Yazar: Chrystalla Hadjidemetriou
ENGLISH (İNGİLİZCE) ΕΛΛΗΝΙΚΑ (YUNANCA)
Kaynak: İSTASYON ŞEFİNİN YÜKSELİŞİ VE KOKUŞMUŞ SİSTEM
Çeviri ve Görsel: Penna
Haftaya, yeni bir sayfa açacağız. Başka haberler gündem olmaya başladı bile. Kardashian’lar, Madonna ve İngiltere’nin prensleri… Hepsi birer sakinleştirici görevi görerek, kısa bir an için hayatın bu insanların sahte dramlarının ötesinde sorunsuz olduğu yanılsamasını yaratıyor. Tabi bu çok işe yarıyor. Bizi yönetenlerin umursamadan işlerine devam etmelerini sağlıyor. Ama unutmamamız lazım. Sadece bu tarifsiz trajedinin onlarca kurbanı için değil, hepimiz için. [Hayatımız] Başkalarının ellerine teslim edildiğinde kendimizi güvende hissedebilelim diye. Trende, uçakta, ameliyathanede, sınıfta… Yaşananlardan etkilenen tek ülke Yunanistan değil. Sadece iki evladımızı kaybettiğimiz için değil, kendi sistemimiz de aynı bozukluklardan mustarip olduğu için.
Şu anda, suçu bu ölümcül hatayı işleyen istasyon şefine yükleme girişimi olabilir – ve sorumluluk gerçekten onundu – ancak gün ışığına çıkan bilgiler, bizim ve Yunan toplumunun üzerine inşa edildiği temellerin ne kadar çürük olduğunu ortaya koyuyor. Söz konusu adam 59 yaşında ve OSE’de [Yunanistan Demiryolları Örgütü] bir vagon görevlisi olarak çalışmaya başlamış.
On yıl önce, kurum içerisinde yeniden yapılan bir düzenleme kapsamında, başka bir devlet kurumuna, Eğitim Bakanlığına transfer edilmiş ama oradaki pozisyonu ve görevinin ne olduğu bilinmiyor.
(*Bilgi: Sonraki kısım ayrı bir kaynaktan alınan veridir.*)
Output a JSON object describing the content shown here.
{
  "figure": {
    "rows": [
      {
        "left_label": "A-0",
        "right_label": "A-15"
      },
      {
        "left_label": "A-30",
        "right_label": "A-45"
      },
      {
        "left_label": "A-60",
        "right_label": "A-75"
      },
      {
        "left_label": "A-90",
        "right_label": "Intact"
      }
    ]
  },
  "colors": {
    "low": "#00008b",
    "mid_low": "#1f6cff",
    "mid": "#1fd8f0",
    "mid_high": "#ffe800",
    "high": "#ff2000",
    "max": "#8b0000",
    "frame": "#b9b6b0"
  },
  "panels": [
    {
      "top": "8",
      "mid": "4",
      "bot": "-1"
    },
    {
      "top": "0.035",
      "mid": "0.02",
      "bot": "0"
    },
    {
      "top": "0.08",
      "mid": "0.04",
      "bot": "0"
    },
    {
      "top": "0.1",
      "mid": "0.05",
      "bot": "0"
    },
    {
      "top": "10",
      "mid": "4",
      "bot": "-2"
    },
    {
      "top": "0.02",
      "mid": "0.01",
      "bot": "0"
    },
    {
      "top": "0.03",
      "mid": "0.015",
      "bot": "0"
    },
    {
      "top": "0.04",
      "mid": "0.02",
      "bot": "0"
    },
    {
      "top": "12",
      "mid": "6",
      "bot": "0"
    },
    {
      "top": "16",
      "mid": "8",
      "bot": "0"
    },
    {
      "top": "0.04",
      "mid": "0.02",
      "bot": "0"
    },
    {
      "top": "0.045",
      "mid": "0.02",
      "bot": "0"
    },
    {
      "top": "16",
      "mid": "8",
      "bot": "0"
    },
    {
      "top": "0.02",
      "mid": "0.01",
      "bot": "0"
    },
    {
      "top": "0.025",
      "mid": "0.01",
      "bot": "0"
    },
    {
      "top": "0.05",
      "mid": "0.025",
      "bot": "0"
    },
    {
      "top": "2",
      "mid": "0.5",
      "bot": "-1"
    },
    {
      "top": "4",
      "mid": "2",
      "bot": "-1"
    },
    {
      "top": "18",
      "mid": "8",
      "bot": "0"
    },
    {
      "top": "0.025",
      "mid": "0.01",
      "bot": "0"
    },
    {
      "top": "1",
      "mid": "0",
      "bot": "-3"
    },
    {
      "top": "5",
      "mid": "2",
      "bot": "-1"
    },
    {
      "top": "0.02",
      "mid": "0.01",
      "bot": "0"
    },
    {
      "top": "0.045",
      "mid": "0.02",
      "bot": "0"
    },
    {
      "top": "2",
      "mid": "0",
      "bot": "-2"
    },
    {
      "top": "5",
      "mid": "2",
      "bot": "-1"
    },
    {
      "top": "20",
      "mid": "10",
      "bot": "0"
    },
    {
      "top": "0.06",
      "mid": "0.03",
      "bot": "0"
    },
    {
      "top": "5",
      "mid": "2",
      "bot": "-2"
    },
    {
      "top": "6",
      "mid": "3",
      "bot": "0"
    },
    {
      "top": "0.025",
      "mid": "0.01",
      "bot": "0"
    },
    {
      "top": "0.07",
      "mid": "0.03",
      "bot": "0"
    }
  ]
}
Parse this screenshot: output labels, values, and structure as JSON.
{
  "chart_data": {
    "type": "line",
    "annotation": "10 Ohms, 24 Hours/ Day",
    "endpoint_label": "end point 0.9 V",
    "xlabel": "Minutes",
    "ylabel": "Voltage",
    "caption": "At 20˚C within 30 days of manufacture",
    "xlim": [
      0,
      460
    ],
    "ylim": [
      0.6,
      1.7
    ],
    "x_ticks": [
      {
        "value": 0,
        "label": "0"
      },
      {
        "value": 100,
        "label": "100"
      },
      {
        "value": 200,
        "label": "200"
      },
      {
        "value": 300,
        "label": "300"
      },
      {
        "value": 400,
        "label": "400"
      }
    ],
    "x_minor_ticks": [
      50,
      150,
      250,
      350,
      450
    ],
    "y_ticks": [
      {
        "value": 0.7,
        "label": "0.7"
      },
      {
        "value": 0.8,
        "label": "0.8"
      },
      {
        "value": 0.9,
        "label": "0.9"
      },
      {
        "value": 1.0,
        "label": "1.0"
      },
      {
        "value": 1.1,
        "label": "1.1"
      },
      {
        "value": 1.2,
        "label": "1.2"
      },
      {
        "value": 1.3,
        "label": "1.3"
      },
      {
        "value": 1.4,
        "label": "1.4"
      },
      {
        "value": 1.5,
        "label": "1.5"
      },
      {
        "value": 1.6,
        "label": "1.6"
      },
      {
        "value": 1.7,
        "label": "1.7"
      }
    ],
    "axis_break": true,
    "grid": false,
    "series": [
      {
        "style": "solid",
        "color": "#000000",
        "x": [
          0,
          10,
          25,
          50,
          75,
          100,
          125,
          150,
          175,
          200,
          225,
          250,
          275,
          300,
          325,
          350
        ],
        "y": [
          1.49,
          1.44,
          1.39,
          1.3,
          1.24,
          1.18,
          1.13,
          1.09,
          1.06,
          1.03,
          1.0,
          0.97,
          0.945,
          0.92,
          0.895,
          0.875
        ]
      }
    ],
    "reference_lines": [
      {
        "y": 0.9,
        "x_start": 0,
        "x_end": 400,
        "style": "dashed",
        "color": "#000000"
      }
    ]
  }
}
Bir yıl önce, Demiryolları Örgütüne geri dönmüş ve hızlı bir eğitimin ardından – altı aylık – Larissa’da istasyon şefi olarak görevlendirilmiş. Münhalin detaylarına bakıldığında, bu pozisyon için adayların 42 yaşından daha büyük olmaması gerekiyor. Raporlara göre, Larissa için iki ayrı münhal vardı: Biri deneyim gerektiren İstasyon Şefliği pozisyonu, diğeri ise hiçbir deneyim aranmayan bir pozisyon.
Söz konusu adamın deneyimi vardı, ancak vagon görevlisi olarak. Yine de çok büyük sorumluluk gerektiren bir göreve getirilmişti. [Bu kişide] Hangi nitelikler arandı, hangi vasıfları yeterli görüldü, kim aracı oldu, nasıl bir desteği vardı? Tüm bu insanlar geceleri rahat uyuyabiliyor mu? Tek sorumlu o mu?
Bu kadar ciddi bir sorumluluğu tek bir kişiye yüklemekle kalmadılar, bu kişinin, en azından, resmen gerekli olan vasıflara sahip olup olmadığından emin olmadılar. Demiryollarını modernleştirmeden milyarların kaybedilmesi yetmedi, hayatta olmalarının şansa bağlı olduğunu bilmeyen insanlarla dolu trenlerin hareketini kontrol etmek de bir vagon görevlisi niteliklerine sahip bir adama bırakıldı, ama bazen şans yeterli olmuyor.